Незамеченное поколение | страница 170



«Есть древняя легенда, которую все знают, — говорил Адамович, — Бог не создал мир, не хотел создавать его. Мир вырвался к бытию против его воли». Отсюда «в душу закрадывается соблазн: не надо ли «погасить» мир, то есть на это работать».

Гностический соблазн имел власть и над душой другого «идеолога» Монпарнасса, Б. Поплавского. Он часто взволнованно и восхищенно обсуждал утверждения Маркиона, что добрый, любящий нас Бог, Отец наш Небесный, о котором говорил Христос, вовсе не был ветхозаветным, сотворившим землю, гневным, ревнивым и мстительным Богом Судией и Богом воинств. Увлечение гностикой отразилось и во многих стихах Поплавского. В «Снежном часе» он пишет:

Солнечный герой, создавший мнр,
Слушай бездну, вот твоя награда.
Проклят будь, смутивший лоно тьмы,
Архитектор солнечного ада;
«Как ты смел!» — былинка говорит,
«Как ты мог, — волна шумит из мрака, —
Нас вдалн от сада Геспернд
Вызвать быть для гибели и мрака».

На Монпарнассе никто, насколько мне известно, сознательно не следовал известной теории, что русское народное православие восприняло через Богумильскую ересь маркионовское понимание христианства и что именно это определило все развитие русской культуры, начиная с былины об Илье Муромце и сказания о граде Китеже и кончая творчеством величайших русских гениев 19-го века.
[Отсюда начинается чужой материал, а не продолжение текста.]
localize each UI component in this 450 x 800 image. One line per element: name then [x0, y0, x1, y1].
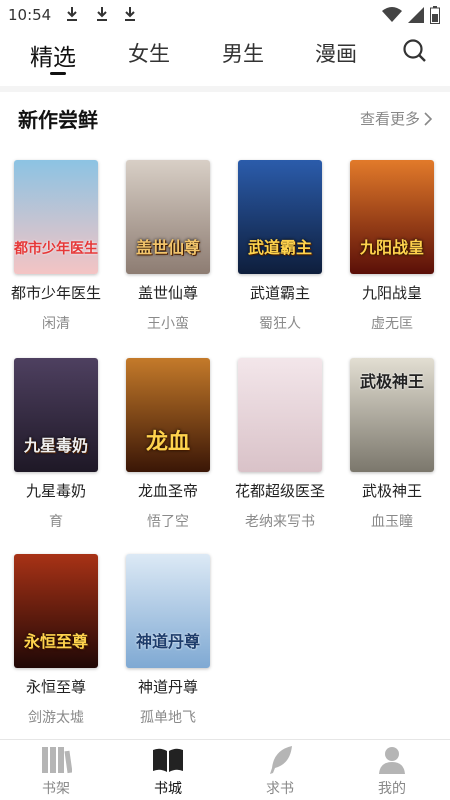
book-cover: 神道丹尊 [126, 554, 210, 668]
book-cover: 九阳战皇 [350, 160, 434, 274]
book-author: 蜀狂人 [259, 316, 301, 332]
status-time: 10:54 [8, 6, 52, 24]
book-title: 都市少年医生 [10, 284, 101, 302]
book-card[interactable]: 永恒至尊 永恒至尊 剑游太墟 [0, 554, 112, 727]
category-tabs: 精选 女生 男生 漫画 [0, 30, 450, 86]
download-icon [96, 6, 108, 22]
book-title: 武道霸主 [249, 284, 310, 302]
tab-female[interactable]: 女生 [128, 38, 170, 68]
book-title: 龙血圣帝 [137, 482, 198, 500]
chevron-right-icon [424, 111, 432, 126]
book-cover: 都市少年医生 [14, 160, 98, 274]
book-author: 闲清 [42, 316, 70, 332]
book-author: 血玉瞳 [371, 514, 413, 530]
nav-request-book[interactable]: 求书 [224, 744, 336, 798]
signal-icon [408, 7, 424, 27]
book-card[interactable]: 花都超级医圣 老纳来写书 [224, 358, 336, 531]
nav-label: 我的 [378, 781, 406, 797]
book-author: 育 [49, 514, 63, 530]
book-author: 剑游太墟 [28, 710, 84, 726]
book-title: 永恒至尊 [25, 678, 86, 696]
tab-male[interactable]: 男生 [222, 38, 264, 68]
nav-label: 求书 [266, 781, 294, 797]
book-card[interactable]: 神道丹尊 神道丹尊 孤单地飞 [112, 554, 224, 727]
feather-icon [224, 744, 336, 776]
status-bar: 10:54 [0, 0, 450, 30]
nav-label: 书架 [42, 781, 70, 797]
book-title: 九阳战皇 [361, 284, 422, 302]
book-cover: 武极神王 [350, 358, 434, 472]
book-card[interactable]: 九星毒奶 九星毒奶 育 [0, 358, 112, 531]
bookshelf-icon [0, 744, 112, 776]
divider [0, 86, 450, 92]
book-card[interactable]: 盖世仙尊 盖世仙尊 王小蛮 [112, 160, 224, 333]
tab-comics[interactable]: 漫画 [315, 38, 357, 68]
book-author: 虚无匡 [371, 316, 413, 332]
book-card[interactable]: 武道霸主 武道霸主 蜀狂人 [224, 160, 336, 333]
battery-icon [430, 6, 440, 28]
book-cover: 武道霸主 [238, 160, 322, 274]
active-tab-indicator [50, 72, 66, 75]
nav-bookshelf[interactable]: 书架 [0, 744, 112, 798]
nav-bookstore[interactable]: 书城 [112, 744, 224, 798]
book-author: 悟了空 [147, 514, 189, 530]
download-icon [66, 6, 78, 22]
book-card[interactable]: 武极神王 武极神王 血玉瞳 [336, 358, 448, 531]
book-cover: 盖世仙尊 [126, 160, 210, 274]
view-more-label: 查看更多 [359, 110, 420, 128]
book-card[interactable]: 龙血 龙血圣帝 悟了空 [112, 358, 224, 531]
book-title: 武极神王 [361, 482, 422, 500]
nav-label: 书城 [154, 781, 182, 797]
view-more-link[interactable]: 查看更多 [360, 108, 432, 129]
book-cover: 龙血 [126, 358, 210, 472]
book-title: 盖世仙尊 [137, 284, 198, 302]
book-title: 九星毒奶 [25, 482, 86, 500]
search-icon[interactable] [402, 38, 428, 64]
download-icon [124, 6, 136, 22]
user-icon [336, 744, 448, 776]
book-title: 神道丹尊 [137, 678, 198, 696]
nav-profile[interactable]: 我的 [336, 744, 448, 798]
book-title: 花都超级医圣 [234, 482, 325, 500]
book-author: 王小蛮 [147, 316, 189, 332]
wifi-icon [382, 7, 402, 27]
book-cover: 九星毒奶 [14, 358, 98, 472]
bottom-navigation: 书架 书城 求书 我的 [0, 739, 450, 800]
book-cover [238, 358, 322, 472]
book-card[interactable]: 九阳战皇 九阳战皇 虚无匡 [336, 160, 448, 333]
book-author: 孤单地飞 [140, 710, 196, 726]
book-cover: 永恒至尊 [14, 554, 98, 668]
section-title: 新作尝鲜 [18, 108, 98, 132]
book-author: 老纳来写书 [245, 514, 315, 530]
book-card[interactable]: 都市少年医生 都市少年医生 闲清 [0, 160, 112, 333]
open-book-icon [112, 744, 224, 776]
tab-featured[interactable]: 精选 [30, 38, 76, 72]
И все-таки христианское вдохновение русской литературы часто понималось на Монпарнассе именно в маркионовском духе.

В век, когда в христианстве обычно еще видели иудаизм, только ставший вселенским, и когда благочестие многих христиан уживалось с верностью законнической традиции, Маркион учил о противоположности Евангелия Закону, противоположности, как вспышками молнии, освещаемой многократным повторением слов: «Вы слышали, что было сказано древним… а я говорю вам…».
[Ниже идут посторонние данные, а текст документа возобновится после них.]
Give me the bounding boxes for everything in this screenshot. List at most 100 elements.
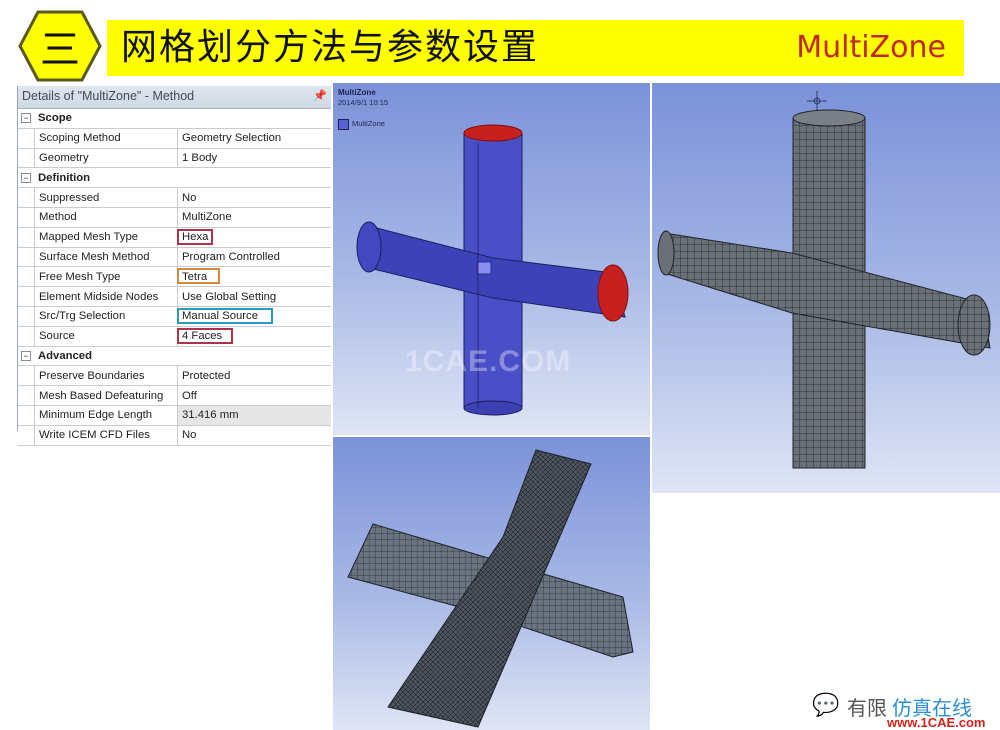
property-value[interactable]: 31.416 mm bbox=[177, 405, 331, 425]
property-name: Preserve Boundaries bbox=[34, 366, 177, 386]
brand-text-1: 有限 bbox=[847, 696, 887, 720]
property-row[interactable]: Minimum Edge Length 31.416 mm bbox=[18, 405, 331, 426]
property-value[interactable]: 4 Faces bbox=[177, 326, 331, 346]
property-value-text: Protected bbox=[182, 369, 231, 382]
property-row[interactable]: Src/Trg Selection Manual Source bbox=[18, 306, 331, 327]
property-value-text: No bbox=[182, 429, 197, 442]
cross-geometry-model bbox=[356, 124, 629, 416]
watermark: 1CAE.COM bbox=[405, 345, 572, 378]
property-row[interactable]: Surface Mesh Method Program Controlled bbox=[18, 247, 331, 268]
property-value-text: No bbox=[182, 191, 197, 204]
legend-swatch bbox=[338, 119, 349, 130]
pin-icon[interactable]: 📌 bbox=[313, 89, 327, 102]
property-name: Suppressed bbox=[34, 188, 177, 207]
method-tag: MultiZone bbox=[796, 30, 946, 65]
property-name: Scoping Method bbox=[34, 128, 177, 148]
details-panel: Details of "MultiZone" - Method 📌 − Scope… bbox=[17, 86, 331, 446]
highlight-box bbox=[177, 327, 234, 344]
property-value[interactable]: Hexa bbox=[177, 227, 331, 247]
property-value-text: Use Global Setting bbox=[182, 290, 277, 303]
property-row[interactable]: Source 4 Faces bbox=[18, 326, 331, 347]
property-value[interactable]: Program Controlled bbox=[177, 247, 331, 267]
section-numeral: 三 bbox=[40, 27, 80, 73]
property-value-text: 1 Body bbox=[182, 151, 218, 164]
property-value[interactable]: Off bbox=[177, 386, 331, 405]
page-title: 网格划分方法与参数设置 bbox=[121, 27, 540, 68]
property-name: Geometry bbox=[34, 148, 177, 168]
property-value[interactable]: Manual Source bbox=[177, 306, 331, 326]
details-panel-header: Details of "MultiZone" - Method 📌 bbox=[18, 86, 331, 109]
property-row[interactable]: Geometry 1 Body bbox=[18, 148, 331, 169]
category-advanced[interactable]: − Advanced bbox=[18, 347, 331, 367]
property-name: Src/Trg Selection bbox=[34, 306, 177, 326]
minus-icon[interactable]: − bbox=[21, 172, 31, 183]
collapse-toggle[interactable]: − bbox=[18, 347, 34, 366]
property-name: Minimum Edge Length bbox=[34, 405, 177, 425]
property-name: Write ICEM CFD Files bbox=[34, 425, 177, 445]
source-face-top bbox=[463, 124, 523, 142]
brand-url[interactable]: www.1CAE.com bbox=[887, 715, 985, 730]
property-name: Mapped Mesh Type bbox=[34, 227, 177, 247]
hex-left-end bbox=[657, 230, 675, 276]
minus-icon[interactable]: − bbox=[21, 350, 31, 361]
property-value-text: Off bbox=[182, 389, 197, 402]
property-row[interactable]: Method MultiZone bbox=[18, 207, 331, 228]
minus-icon[interactable]: − bbox=[21, 113, 31, 124]
property-row[interactable]: Write ICEM CFD Files No bbox=[18, 425, 331, 446]
property-value[interactable]: No bbox=[177, 188, 331, 207]
property-row[interactable]: Scoping Method Geometry Selection bbox=[18, 128, 331, 149]
horizontal-cylinder-left-end bbox=[356, 221, 382, 273]
property-name: Source bbox=[34, 326, 177, 346]
property-name: Mesh Based Defeaturing bbox=[34, 386, 177, 405]
property-value-text: Program Controlled bbox=[182, 250, 280, 263]
collapse-toggle[interactable]: − bbox=[18, 109, 34, 128]
property-value-text: MultiZone bbox=[182, 211, 232, 224]
junction-marker bbox=[476, 261, 492, 275]
property-value-text: Geometry Selection bbox=[182, 132, 282, 145]
property-value[interactable]: 1 Body bbox=[177, 148, 331, 168]
hex-mesh-viewport[interactable] bbox=[652, 83, 1000, 493]
hex-top-face bbox=[792, 109, 866, 127]
property-row[interactable]: Mesh Based Defeaturing Off bbox=[18, 386, 331, 406]
category-definition[interactable]: − Definition bbox=[18, 168, 331, 189]
details-panel-title: Details of "MultiZone" - Method bbox=[22, 89, 195, 103]
property-value[interactable]: MultiZone bbox=[177, 207, 331, 227]
category-label: Scope bbox=[38, 112, 72, 125]
footer-brand: 💬 有限 仿真在线 www.1CAE.com bbox=[792, 690, 997, 730]
details-grid: − Scope Scoping Method Geometry Selection Ge… bbox=[18, 109, 331, 446]
viewport-date: 2014/9/1 10:15 bbox=[338, 98, 389, 107]
wechat-icon: 💬 bbox=[812, 692, 840, 717]
category-scope[interactable]: − Scope bbox=[18, 109, 331, 129]
property-row[interactable]: Element Midside Nodes Use Global Setting bbox=[18, 287, 331, 307]
property-row[interactable]: Preserve Boundaries Protected bbox=[18, 366, 331, 387]
property-row[interactable]: Free Mesh Type Tetra bbox=[18, 267, 331, 288]
property-name: Surface Mesh Method bbox=[34, 247, 177, 267]
crosshair-icon bbox=[807, 91, 827, 111]
title-banner: 网格划分方法与参数设置 MultiZone bbox=[107, 20, 964, 76]
collapse-toggle[interactable]: − bbox=[18, 168, 34, 187]
tet-mesh-viewport[interactable] bbox=[333, 437, 650, 730]
legend-label: MultiZone bbox=[352, 119, 385, 128]
source-face-right bbox=[597, 264, 629, 322]
property-name: Element Midside Nodes bbox=[34, 287, 177, 306]
property-name: Free Mesh Type bbox=[34, 267, 177, 287]
highlight-box bbox=[177, 268, 220, 285]
category-label: Advanced bbox=[38, 349, 92, 362]
viewport-title: MultiZone bbox=[338, 88, 376, 97]
property-value[interactable]: No bbox=[177, 425, 331, 445]
property-name: Method bbox=[34, 207, 177, 227]
geometry-viewport[interactable]: MultiZone 2014/9/1 10:15 MultiZone 1CAE.… bbox=[333, 83, 650, 435]
property-value[interactable]: Tetra bbox=[177, 267, 331, 287]
property-row[interactable]: Mapped Mesh Type Hexa bbox=[18, 227, 331, 248]
property-row[interactable]: Suppressed No bbox=[18, 188, 331, 208]
category-label: Definition bbox=[38, 171, 91, 184]
hex-mesh-model bbox=[657, 91, 991, 469]
vertical-cylinder-bottom bbox=[463, 400, 523, 416]
hex-right-end bbox=[957, 294, 991, 356]
property-value[interactable]: Protected bbox=[177, 366, 331, 386]
highlight-box bbox=[177, 307, 273, 324]
property-value[interactable]: Geometry Selection bbox=[177, 128, 331, 148]
tet-mesh-model bbox=[347, 449, 634, 728]
highlight-box bbox=[177, 228, 214, 245]
property-value[interactable]: Use Global Setting bbox=[177, 287, 331, 306]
Но, почувствовав сердцем, что сущность христианства в откровении мистической любви, Маркион не понял огненной природы этой милосердной и жертвенной любви, зовущей, в отличие от всех предшествующих форм мистицизма, не к созерцанию и личному потустороннему спасению, а к творческому, преображающему мир действию. Значение этого подготовленного еврейскими пророками перехода от созерцания к действию, не дошло до внимания Маркиона, и именно в этом сказалась ограниченность его религиозного гения: несмотря на глубокую интуицую божественности и абсолютной новизны нагорной проповеди он в своем отвержении видимого космоса выпадал из христианства и был близок к тому, что условно можно назвать «вечно буддийской» стадией религиозного опыта.